A Real-World React.js Setup for ASP.NET Core and MVC5

React is a front-end user interface library developed by Facebook, originally to help them improve their own site. Since then it has grown into somewhat of a phenomenon, with many active users. In this article, Jon Smith provides multiple examples of how to use React with recently released ASP.NET Core MVC, and the existing ASP.NET MVC5 framework.

React is a set of JavaScript libraries for building the front-end User Interface (UI) for web and mobile applications. As well as being used by its creator, Facebook, it has also been adopted by Netflix, Airbnb, Yahoo and many more.

Because I’d worked on a Single Page Application (SPA) some years ago that used Backbone, I quickly appreciated that React and its related libraries was aimed at tackling the problem of building and debugging complex views with lots of interactions. (See What is React? for more detail.)

Existing front-end frameworks such as Backbone, Angular or Ember normally contain all the important components that are required to build a full SPA, such as models, views, controller and routing. React is different: React on its own only handles the rendering of views; showing data on the screen. To build a complete system with React, you need to gather other libraries in the React ecosystem. This React Ecosystem, referred to in this article as React+, includes related libraries that create a compatible system with all the necessary components for a working site, by performing the role of controller, routing and so on.

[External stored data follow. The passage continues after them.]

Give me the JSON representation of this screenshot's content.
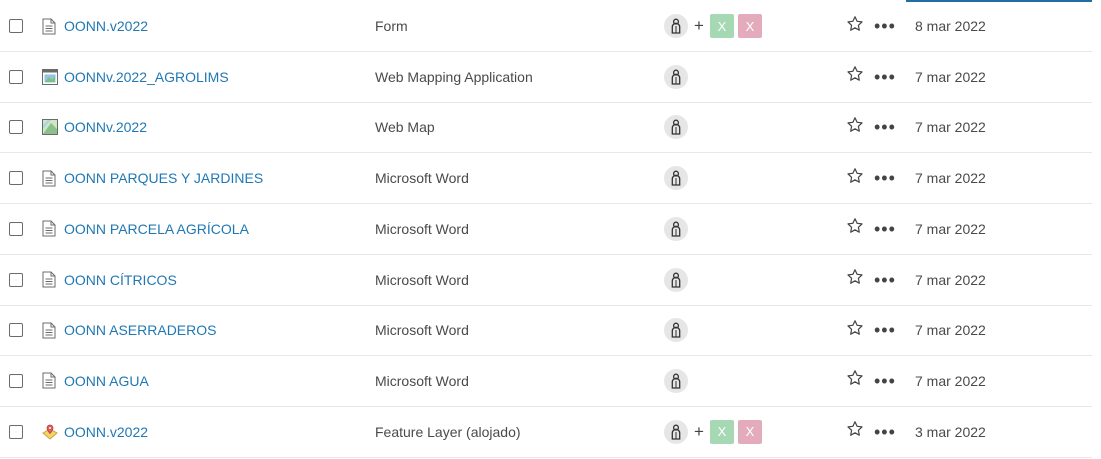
{
  "colors": {
    "link": "#1f78b4",
    "accent": "#1f6fa6",
    "tag_green": "#a6d8b3",
    "tag_pink": "#e4abbd"
  },
  "rows": [
    {
      "icon": "document-icon",
      "title": "OONN.v2022",
      "type": "Form",
      "shared": true,
      "tag_a": "X",
      "tag_b": "X",
      "date": "8 mar 2022"
    },
    {
      "icon": "web-mapping-app-icon",
      "title": "OONNv.2022_AGROLIMS",
      "type": "Web Mapping Application",
      "shared": false,
      "date": "7 mar 2022"
    },
    {
      "icon": "web-map-icon",
      "title": "OONNv.2022",
      "type": "Web Map",
      "shared": false,
      "date": "7 mar 2022"
    },
    {
      "icon": "document-icon",
      "title": "OONN PARQUES Y JARDINES",
      "type": "Microsoft Word",
      "shared": false,
      "date": "7 mar 2022"
    },
    {
      "icon": "document-icon",
      "title": "OONN PARCELA AGRÍCOLA",
      "type": "Microsoft Word",
      "shared": false,
      "date": "7 mar 2022"
    },
    {
      "icon": "document-icon",
      "title": "OONN CÍTRICOS",
      "type": "Microsoft Word",
      "shared": false,
      "date": "7 mar 2022"
    },
    {
      "icon": "document-icon",
      "title": "OONN ASERRADEROS",
      "type": "Microsoft Word",
      "shared": false,
      "date": "7 mar 2022"
    },
    {
      "icon": "document-icon",
      "title": "OONN AGUA",
      "type": "Microsoft Word",
      "shared": false,
      "date": "7 mar 2022"
    },
    {
      "icon": "feature-layer-icon",
      "title": "OONN.v2022",
      "type": "Feature Layer (alojado)",
      "shared": true,
      "tag_a": "X",
      "tag_b": "X",
      "date": "3 mar 2022"
    }
  ]
}
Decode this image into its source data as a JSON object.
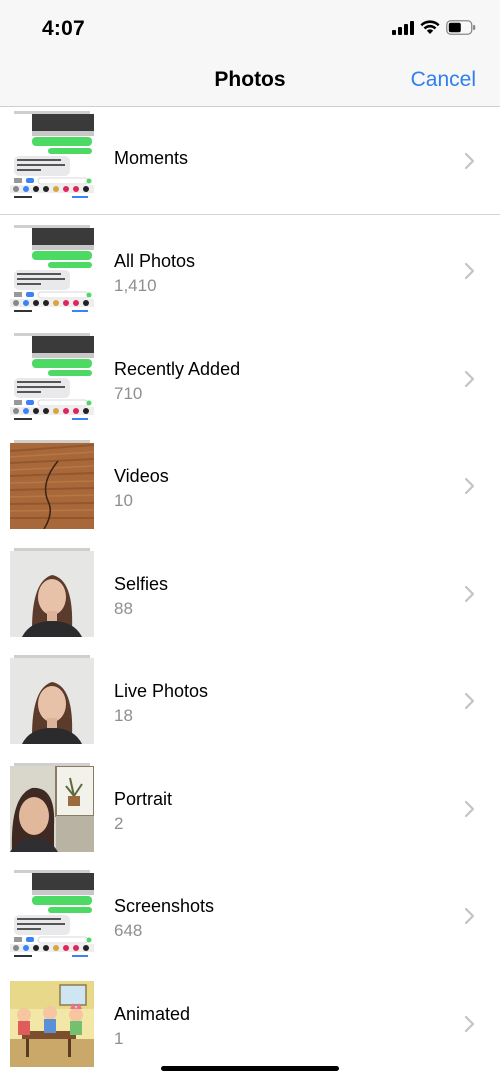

Why is React useful in ASP.NET?

The up side of React+‘s small library approach is that React+ is a very flexible system. This means you could just use React to drop in a single UI component on a MVC razor page, or go the whole hog and build an SPA by using the extra libraries available in the React+ world.

This flexibility allows the developer to pick the right UI approach for each specific user interface problem. Simple pages can use just normal Razor while more complex/intensive pages could use React, or Razor and React together.

I know from experience that this flexibility is very useful, because web development tends to involve two different types of pages: There are the simple pages for the purposes of login or admin that I churn out quickly using Razor with maybe help from a UI framework like Kendo UI. The second class of pages are the important customer-facing pages where I need a great user-experience with good design and exceptional response. Currently I use JavaScript, Ajax and HTML templating for these customer-facing pages, but I am planning to swap to using React in the future, hence this project.

Before I move on I should say that there is a down side of React+’s flexibility. I found it difficult, at the start, to understand and adopt React+ because there are so many different way to do things. For this reason I later wrote this article to help other ASP.NET developers understand and adopt React in their web or mobile applications.

One word of warning: React+ is still changing and articles and books get out of date. This article and open-source AspNetReactSamples on GitHub used React version 15.0.2 (see package.json for full list).

This article is about how to build and test React+ applications

Because this article is so long, I don’t have room to explain how React+ works in detail. However there are plenty of articles out there on React [ 1, 2, 3] but I would also really recommend the book “Pro React” which helped me a lot as it introduced each level of React+‘s sophistication in nice easy steps.

Note: In my review of the book on Amazon I said that the only down side of the Pro React book was it used Flux instead of the newer Redux library to implement stores. Well the author, Cássio de Sousa Antonio, replied and said he has made available an alternative version of Chapter 6 using Redux. How about that for good service!

I have recently taken Cássio’s new chapter on using Redux to heart and converted the ReactWebPack.Core sample project over to using Redux. You can read about my experience of doing that in my article ‘ Using a Redux store in your React.js application’.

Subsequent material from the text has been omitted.